When I first started having all my heart problems in 1997and 1998, I was in a state of flat out denial. Good grief, I was only 44 years old, so I continued doing all the things physically I had before. Is it little wonder I was continually rushing to the hospital for emergency procedures or treatments? In due time, the doctors involved laid down the law and forbade me from doing certain things. At the time, I looked at this as a failure of my faith and it depressed me. My relationship with God suffered greatly because I looked upon myself as a physically and spiritually disabled Christian (and so did many others).
In February of 2000, the doctors at Mayo Clinic told me I had six months to live unless I lost 100 pounds and got a heart transplant. Initially upon hearing this I freaked out and made a headlong dive into deep depression. But, after talking at length on the phone to my wonderful wife back in Missouri, my mother, my mother-in-law and the oldest friend I have in life; I perked up and decided to fight for myself instead of laying down to die.
Well, it is now 14 years since that time in Minnesota and I have neither had a heart transplant nor have I died. In fact, as I heard yesterday from my cardiologist, my heart is in remarkable shape considering all it has been through. He congratulated me for the weight I have lost and told me if I quit being stupid by thinking I am still 30 years old, I should continue doing fine for quite some time.
Never look at limitations imposed on you by God, your body or mind as a sign of weakness or failure. God knows everything about us and He is more than willing to share that information with us if we will listen. But, if we get stuck on stupid and stubbornly try to do things we should not be trying to do, we will usually live to deeply regret it.
One of the things we often fail to realize is that God put those pesky warning signals into our bodies for a reason. While a bit of discomfort might be necessary so we can build up endurance and increase our strength, we must be prudent about it. These are, in fact, warning signals and we are foolish to ignore them.
Over the past few years, I have had to accept that I have mental limitations. I have had to learn what I can and cannot handle mentally. I am 53 years old and yet yesterday, my mother took me to the Mayo Clinic because my husband couldn't go with me for an appointment I had. Why? Because I knew the noise, activity, the crowd and so forth would put me into what I call sensory overload. I would really struggle with trying to maintain my composure and could very well experience anxiety to the point that I would have a panic attack. I have learned this about myself since having my brain injury, therefore, when I know I am going to be facing this sort of thing, I take someone with me that I can lean on if necessary. Did I "freak out"? Well, yes I did, internally but oh, it was so much better with my mom by my side. I could remind myself that I was not alone and if I got overwhelmed and that makes all the difference in the world. We need to use the brains got gave us, eh?

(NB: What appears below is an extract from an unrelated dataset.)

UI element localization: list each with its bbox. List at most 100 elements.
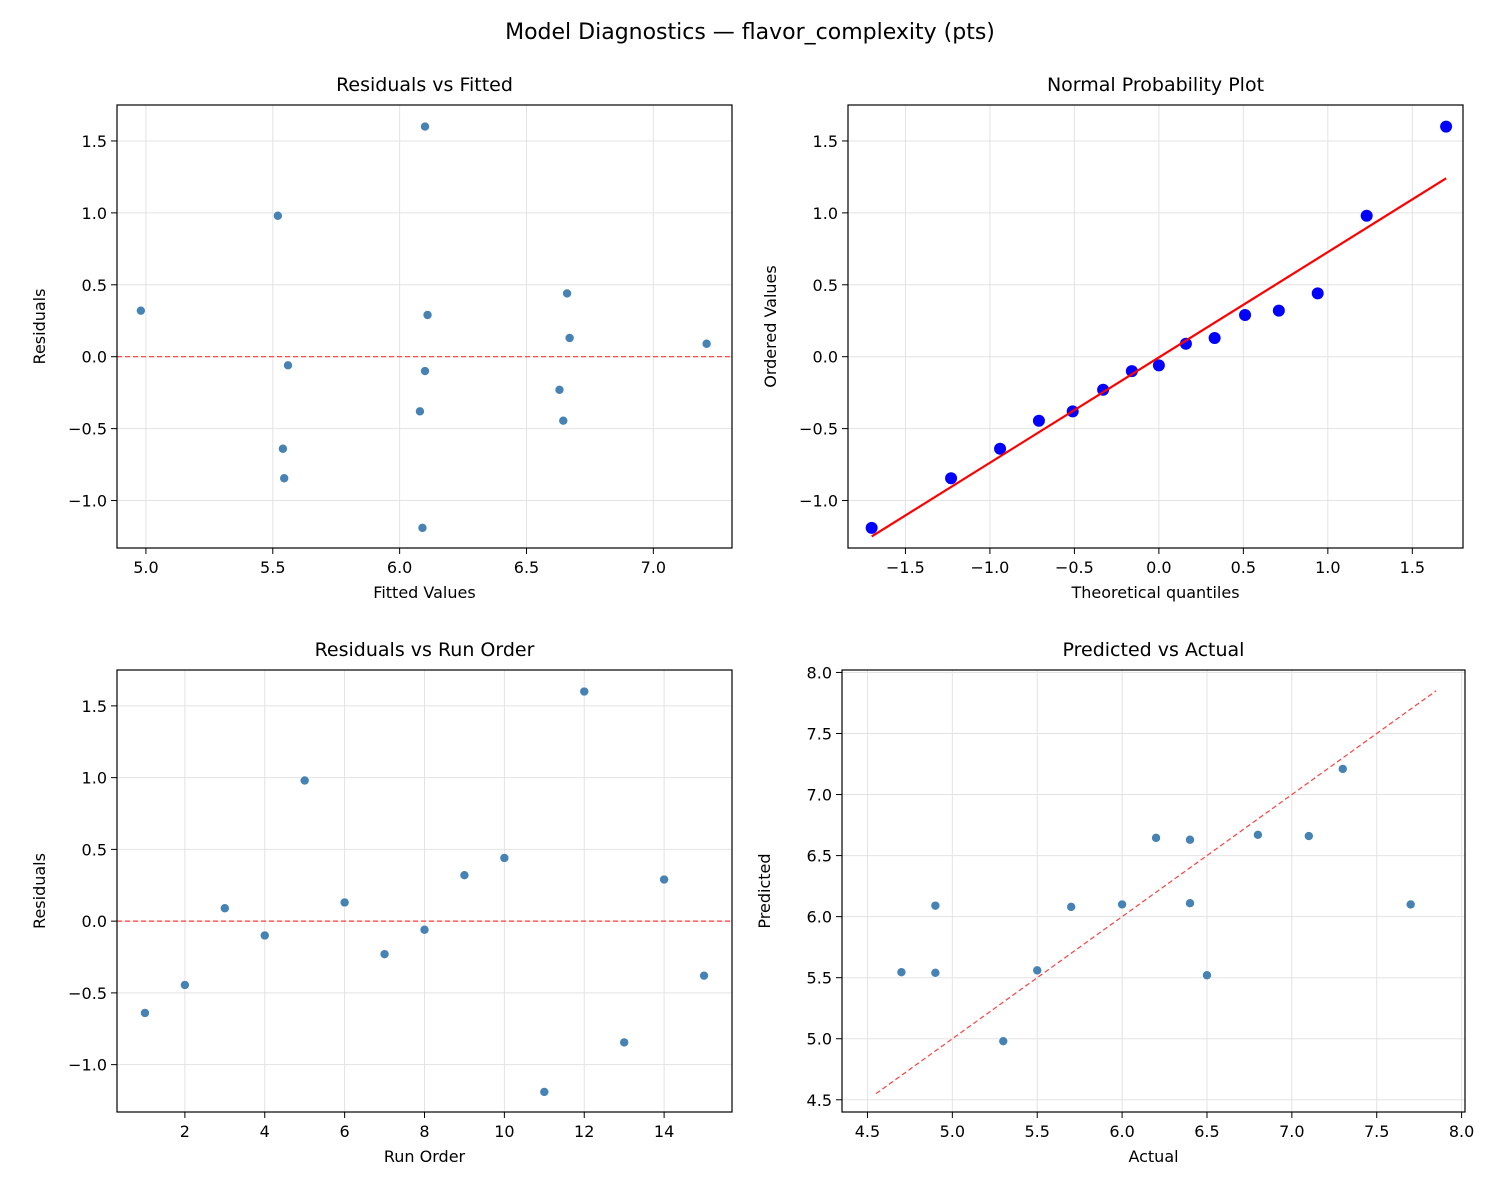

Your heart story is amazing, I was saying this to your brilliant wife not so very long ago.
I am in awe of just how many people here on CB are truly here by the grace of God, bearing witness to His works in their lives.
As for the lawn mower ... well I suppose we all have those moments, and mostly all they achieve is making things worse
Yet if we can't learn from the Lord's clear messages - and you found a good name for this in "stuck on stupid" - then something will give, usually us.
I just know that a blog like this will be a clear 'Stop' sign to someone, especially considering your readership numbers!
Thanks - and congratulations on all the great reads you've given us, by the way. That's a breathtaking statistic John posted up!